What is a Broker? | Nasdaq

If you’re new to investing, you might be wondering, what does a broker do? And do you really need it?

The term “broker” is often used to describe not only the person who can help you buy and sell securities, but also the company itself. Seen using this broader definition, brokers are absolutely essential to the processing of transactions. But it is important to know which type of broker is best for you and to understand the types of service brokers provide.

Read on to understand how to set the broker so you can choose the best broker for your investments.

What is a stockbroker?

A financial broker is an intermediary authorized to sell and buy securities and shares on behalf of buyers and sellers. Brokers offer various investment services on behalf of their clients, usually on commission. However, different brokers charge different fees for brokerage services. For example, some brokers may charge an annual fee of 1% or more of your assets instead of commissions, while others may charge a flat fee for services such as estate planning. Some online brokers now charge $0 commission for most stock and exchange-traded fund trades.

What is a brokerage?

A brokerage firm is an institution that processes your securities transactions. Whether you are trading with a traditional full-service firm like UBS or Merrill Lynch or use an online platform like Robin Hood Where E-commerceyou are dealing with a brokerage firm.

How to become a broker

To become stockbrokers, individuals must pass the General Securities Representative Qualifying Exam, also known as the Series 7 Exam. They will then be licensed to trade stocks on the stock exchange.

Types of Stock Brokers

If you are a newbie investor, the first step in building your investment portfolio will be choosing a broker and opening a brokerage account.
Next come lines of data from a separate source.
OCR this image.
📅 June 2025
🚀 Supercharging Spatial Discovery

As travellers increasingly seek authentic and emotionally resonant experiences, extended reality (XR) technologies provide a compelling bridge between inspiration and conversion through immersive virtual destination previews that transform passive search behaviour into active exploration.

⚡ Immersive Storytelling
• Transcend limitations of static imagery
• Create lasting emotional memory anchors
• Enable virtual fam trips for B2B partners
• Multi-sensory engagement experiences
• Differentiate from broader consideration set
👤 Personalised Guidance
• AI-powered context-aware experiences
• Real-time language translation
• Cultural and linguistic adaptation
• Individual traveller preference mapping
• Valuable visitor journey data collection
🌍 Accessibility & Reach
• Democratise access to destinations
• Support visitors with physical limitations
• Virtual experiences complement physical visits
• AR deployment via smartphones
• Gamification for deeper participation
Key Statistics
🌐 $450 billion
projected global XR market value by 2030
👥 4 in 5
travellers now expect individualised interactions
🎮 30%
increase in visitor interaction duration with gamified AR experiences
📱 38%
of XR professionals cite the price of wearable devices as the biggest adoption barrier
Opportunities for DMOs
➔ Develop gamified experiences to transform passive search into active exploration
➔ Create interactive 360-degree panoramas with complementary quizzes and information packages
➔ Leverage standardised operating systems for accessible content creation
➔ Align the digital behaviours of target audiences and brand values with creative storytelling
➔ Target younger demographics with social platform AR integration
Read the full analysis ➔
Of the types of services offered by stockbrokers, they generally fall into one of three categories:

  • Execution onlyin which the broker only executes the buyer’s buy or sell instructions.
  • Advisoryin which the broker advises the client on the best trades, but leaves the decision to the investor.
  • discretionaryin which the investor empowers the stockbroker to enter into transactions at its discretion, with an understanding of the investor’s ultimate investment objectives.

Execution-only brokers

Execution-only stockbrokers do not advise clients on the benefits or risks of a certain investment; they simply act as an intermediary to buy and sell at the request of the client. These types of brokers usually offer their services online. They are best suited for people who know enough about the stock market to make decisions without the need for outside advice.
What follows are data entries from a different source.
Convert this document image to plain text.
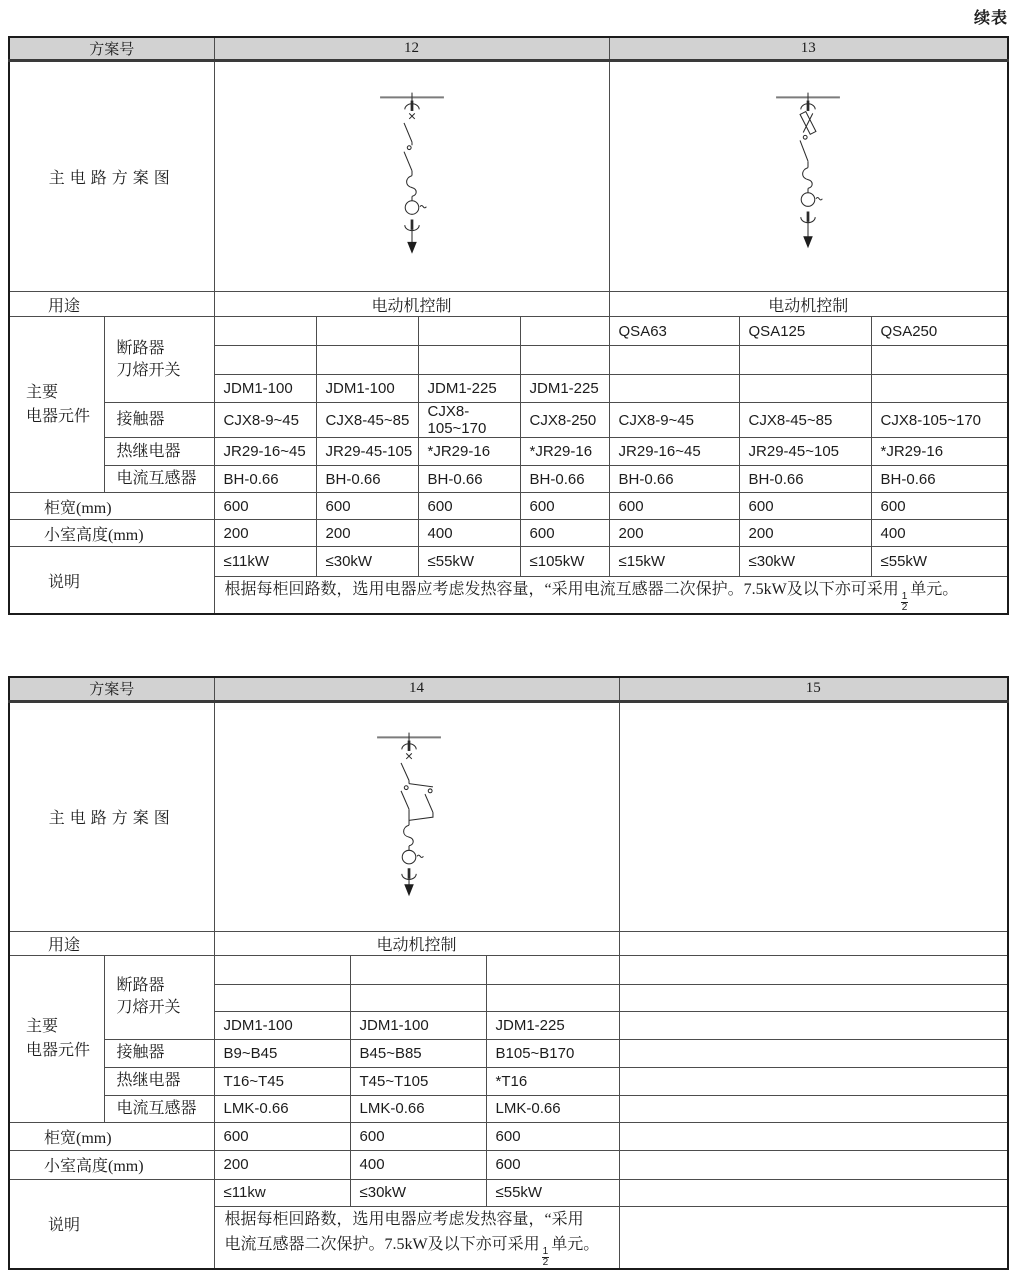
续表
方案号		12				13		
主电路方案图		
用途		电动机控制				电动机控制		

主要
电器元件	断路器
刀熔开关					QSA63	QSA125	QSA250

		JDM1-100	JDM1-100	JDM1-225	JDM1-225			
	接触器	CJX8-9~45	CJX8-45~85	CJX8-105~170	CJX8-250	CJX8-9~45	CJX8-45~85	CJX8-105~170
	热继电器	JR29-16~45	JR29-45-105	*JR29-16	*JR29-16	JR29-16~45	JR29-45~105	*JR29-16
	电流互感器	BH-0.66	BH-0.66	BH-0.66	BH-0.66	BH-0.66	BH-0.66	BH-0.66
柜宽(mm)		600	600	600	600	600	600	600
小室高度(mm)		200	200	400	600	200	200	400
说明		≤11kW	≤30kW	≤55kW	≤105kW	≤15kW	≤30kW	≤55kW
		根据每柜回路数，选用电器应考虑发热容量，“采用电流互感器二次保护。7.5kW及以下亦可采用
$\frac{1}{2}$
单元。						
方案号		14			15
主电路方案图		
用途		电动机控制			

主要
电器元件	断路器
刀熔开关				

		JDM1-100	JDM1-100	JDM1-225	
	接触器	B9~B45	B45~B85	B105~B170	
	热继电器	T16~T45	T45~T105	*T16	
	电流互感器	LMK-0.66	LMK-0.66	LMK-0.66	
柜宽(mm)		600	600	600	
小室高度(mm)		200	400	600	
说明		≤11kw	≤30kW	≤55kW	

		根据每柜回路数，选用电器应考虑发热容量，“采用
电流互感器二次保护。7.5kW及以下亦可采用
$\frac{1}{2}$
单元。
Execution-only stockbrokers generally have low fees, often charging $0 for standard stock and ETF trades. This is the main advantage of using this type of broker.


With a broker advisor, there is an open dialogue between the client and the broker. The client can seek advice from the broker to decide whether or not he wishes buy or sell a stockand the broker may also contact the client to suggest that they consider buying or selling a certain stock.

Advisory stockbrokers are a good choice for people who want to be concrete in their investment choices, but feel more comfortable dealing with a professional for more insight. Broker-advisers typically charge fees for their services, which can take the form of asset-based fees, flat-rate prices, or commissions.

Discretionary brokers

For those who favor a more passive approach to investing, a discretionary stockbroker might be the best choice. With a discretionary broker, a client will discuss their investment objectives, overall portfolio, risk tolerance, and other parameters with the broker upfront. Then it is up to the broker to decide when to buy and sell to conform to the expectations the client has set. This type of arrangement requires great trust in the broker you select.

Definition of Traditional Broker vs. Discount Broker

Traditional brokers generally offer advice to clients, and in some cases they can also handle discretionary transactions. These types of brokers tend to have a one-on-one relationship with their clients.

Discount brokers, or online brokers, tend to be execution only. Online brokers have grown in popularity significantly over the past decade.


One of the biggest differences between traditional and discount brokers is the fees. Because traditional brokers offer individual services, fees are much higher than with discount brokers, which tend to have low fees.


Most traditional and online brokers offer both standard and extended trades. However, with an online broker, you may be able to enter your trades after hours so that they are queued and ready to execute as soon as the market opens. With a traditional broker, you will have to wait for them to come to the office and be able to process your transaction on your behalf.


Traditional brokers generally provide assistance and advice to customers, but discount brokers generally do not. People who want a personal relationship with their broker, or who could benefit from their expertise, should opt for a traditional broker.

How to choose a broker

Before committing to opening an account with one broker or another, you should do your research and compare the options available to you. Start by asking yourself what type of benefits and services you will use and how you plan to invest. While cost shouldn’t be your only consideration when choosing a broker, it’s also an important factor, as you need to be sure you’re receiving value in return for the fees you pay. Ultimately, choosing the right broker could be the best investment you can make.

Shahin and Jean Csiszar contributed to the reporting of this article.

Information is accurate as of June 14, 2022.

This article originally appeared on
What is a Broker?

The views and opinions expressed herein are the views and opinions of the author and do not necessarily reflect those of Nasdaq, Inc.